JSR 166 and J. U. C. What is JSR:

JSR, full name of Java Specification Requests, is a Java Specification proposal. It is mainly used to submit a formal request to JCP (Java Community Process) for adding a standardized technical Specification. Each JAVA version update has a corresponding JSR update. For example, in Java 8, the new Lambda expression corresponds to JSR 335, and the new date and time API correspond to JSR 310.

What is JSR 166:

Of course, this article focuses only on JSR 166, which is a standard proposal on Java concurrent programming. In JDK, this specification is developed by java. util. concurrent package implementation was introduced during JDK 5.0;

In addition, JDK 6 introduces Deques and Navigable collections, corresponding to JSR 166x. JDK 7 introduces the fork-join framework for parallel task execution, corresponding to JSR 166y.

What is J. U. C:

This is short for java. util. concurrent. For details about this package, see EDU. oswego. cs. dl. util. concurrent. It is an implementation of the JSR 166 Standard Specification;

Worship

So, who is the author of JSR 166 and J. U. C? That's right. It's a great god of Doug Lea. It's awesome. You can post a photo to worship it...

Executor framework (thread pool, Callable, Future) What is the Executor framework

Simply put, it is a framework for task execution and scheduling. The classes involved are shown in:

Among them, the top layer is the Executor interface. Its definition is very simple. An execute Method for executing tasks is as follows:

public interface Executor {    void execute(Runnable command);}

In addition, we can also see an Executors class, which is a tool class (similar to the Collections class of the Collection framework) for creatingExecutorService,ScheduledExecutorService,ThreadFactoryAndCallable object.

Advantages:

The task submission process is decoupled from the execution process. You only need to define the task submission and how to execute the task;

Typical steps:

Define a task (such as a Callable object), submit it to ExecutorService (such as a thread pool) for execution, get the Future object, and then call the get method of Future to wait for the execution result.

What is a task:

The class that implements the Callable interface or Runnable interface, and its instance can be submitted to ExecutorService for execution as a task;

The Callable task can return the execution result, but the Runnable task does not return the result;

What is a thread pool?

You can use the Executors tool class to create various types of thread pools, which are as follows:

For example (incomplete, only the process is demonstrated ):

ExecutorService executor = Executors. newCachedThreadPool (); // create a thread pool Task = new task (); // create a Callable Task Future <Integer> result = executor. submit (task); // submit the task to the thread pool for result execution. get (); // wait for the execution result; you can input the wait time parameter. If no result is returned within the specified time, it ends directly.

Supplement: Execution method of Batch Tasks

Method 1: first define the task set, then define the Future collection to store the execution results, execute the task, and finally traverse the Future collection to obtain the results;

• Advantage: ordered results can be obtained in sequence;
• Disadvantage: The execution results of completed tasks cannot be obtained in time;

Method 2: first define the task set, package ExecutorService through CompletionService, execute the task, and then call its take () method to retrieve the Future object

• Advantage: Get the execution result of completed tasks in a timely manner
• Disadvantage: results cannot be obtained in sequence.

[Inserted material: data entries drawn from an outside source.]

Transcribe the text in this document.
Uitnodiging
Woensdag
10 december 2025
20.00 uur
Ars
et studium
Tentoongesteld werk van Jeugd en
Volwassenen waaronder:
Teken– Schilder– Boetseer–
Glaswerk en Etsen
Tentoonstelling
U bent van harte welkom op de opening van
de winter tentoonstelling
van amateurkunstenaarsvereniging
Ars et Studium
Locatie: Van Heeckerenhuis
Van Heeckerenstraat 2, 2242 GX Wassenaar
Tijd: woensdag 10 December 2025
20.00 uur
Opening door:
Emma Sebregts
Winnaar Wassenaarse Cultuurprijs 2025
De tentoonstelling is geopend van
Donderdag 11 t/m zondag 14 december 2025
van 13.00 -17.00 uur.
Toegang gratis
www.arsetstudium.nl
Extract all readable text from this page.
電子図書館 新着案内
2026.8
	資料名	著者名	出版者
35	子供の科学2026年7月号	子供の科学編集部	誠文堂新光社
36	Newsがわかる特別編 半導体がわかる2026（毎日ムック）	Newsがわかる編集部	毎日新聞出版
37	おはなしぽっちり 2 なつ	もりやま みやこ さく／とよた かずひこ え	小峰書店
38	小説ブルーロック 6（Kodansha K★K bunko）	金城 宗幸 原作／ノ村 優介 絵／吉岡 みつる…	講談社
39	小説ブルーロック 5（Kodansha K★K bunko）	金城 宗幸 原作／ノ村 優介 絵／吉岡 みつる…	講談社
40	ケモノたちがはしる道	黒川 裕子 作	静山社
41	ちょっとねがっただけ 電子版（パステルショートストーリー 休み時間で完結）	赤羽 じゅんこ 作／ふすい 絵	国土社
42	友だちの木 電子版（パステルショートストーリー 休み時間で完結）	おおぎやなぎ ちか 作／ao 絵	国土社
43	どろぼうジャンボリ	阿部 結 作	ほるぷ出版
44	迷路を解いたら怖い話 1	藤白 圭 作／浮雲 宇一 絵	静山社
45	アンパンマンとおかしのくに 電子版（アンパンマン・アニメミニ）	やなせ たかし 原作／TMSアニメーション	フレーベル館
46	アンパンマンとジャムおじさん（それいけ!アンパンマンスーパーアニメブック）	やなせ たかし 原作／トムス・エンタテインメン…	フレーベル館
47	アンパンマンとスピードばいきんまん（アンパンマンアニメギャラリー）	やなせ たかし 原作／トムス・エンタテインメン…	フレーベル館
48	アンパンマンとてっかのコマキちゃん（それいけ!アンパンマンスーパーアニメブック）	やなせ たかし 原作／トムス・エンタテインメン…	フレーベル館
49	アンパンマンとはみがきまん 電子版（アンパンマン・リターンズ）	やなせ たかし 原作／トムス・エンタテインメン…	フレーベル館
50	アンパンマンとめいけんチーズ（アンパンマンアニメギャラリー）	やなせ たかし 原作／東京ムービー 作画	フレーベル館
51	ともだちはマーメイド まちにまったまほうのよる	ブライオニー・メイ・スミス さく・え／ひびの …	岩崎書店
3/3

In method 1, each Future object traversed from the set is not necessarily in the finished state, and calling the get () method will be blocked, therefore, even if the subsequent tasks are completed, the result cannot be obtained. In method 2, the implementation of CompletionService is to maintain a BlockingQueue that saves the Future object. Only when the Future object state ends, will be added to this Queue, so you can call take () to get the latest finished task results from the blocked Queue;

AbstractQueuedSynchronizer (AQS framework) What is AQS framework

The AQS framework is the basis for implementing locks and synchronization mechanisms in J. U. C. Its underlying layer is to implement thread blocking and wakeup by calling LockSupport. unpark () and LockSupport. park.

AbstractQueuedSynchronizer is an abstract class that maintains an int-type state attribute and a non-blocking, FIFO thread waiting queue. The state is modified with volatile, ensure the visibility between threads. The queue and the lock-free operation are implemented based on the spin lock and CAS. In addition, AQS can be divided into two modes: exclusive mode and shared mode, for example, ReentrantLock is implemented based on the exclusive mode, while CountDownLatch and CyclicBarrier are implemented based on the shared mode.

A simple example

Implementation of the lock method for unfair locks:

Final void lock () {// CAS operation. if the State is 0 (indicating that no other thread occupies the lock currently), set it to 1 if (compareAndSetState (0, 1) setExclusiveOwnerThread (Thread. currentThread (); else acquire (1 );}

First, try to obtain the lock directly regardless of the order (unfair embodiment). If the lock is successful, the access will be exclusively obtained;

If the lock fails to be obtained, call the acquire method of AQS. Within this method, the tryAcquire method is called to attempt to obtain the lock again and determine whether the lock can be re-entered. If the lock fails, then the current thread is suspended and added to the waiting queue;

For details, see the source code of the ReentrantLock. NonfairSync class and the AbstractQueuedSynchronizer class.

Locks & Condition (Locks and Condition variables)

Let's take a look at the main methods provided by the Lock interface as follows:

• Lock () waiting to get the lock
• LockInterruptibly () can interrupt and wait for the lock to be obtained. synchronized cannot implement the stoppedwait.
• TryLock () attempts to obtain the lock and returns true or false immediately
• TryLock (long time, TimeUnit unit) waits for the lock to be obtained within the specified time
• Unlock () Release lock
• NewCondition () returns a bound to thisLockOn the instanceConditionInstance

Concerning the implementation of the Lock interface, we mainly focus on the following two classes:

• ReentrantLock
• ReentrantReadWriteLock

ReentrantLock

A reentrant lock, also known as a recursive lock, means that a thread does not need to wait for the lock to be acquired again after obtaining the lock again. ReentrantLock is divided into fair locks and non-fair locks. Fair locks refer to waiting in the queue to obtain the locks strictly in the first-come-first-served order. Unfair locks attempt to obtain the locks directly each time they obtain the locks, failed to get, and then waited in the first-come-first-served order.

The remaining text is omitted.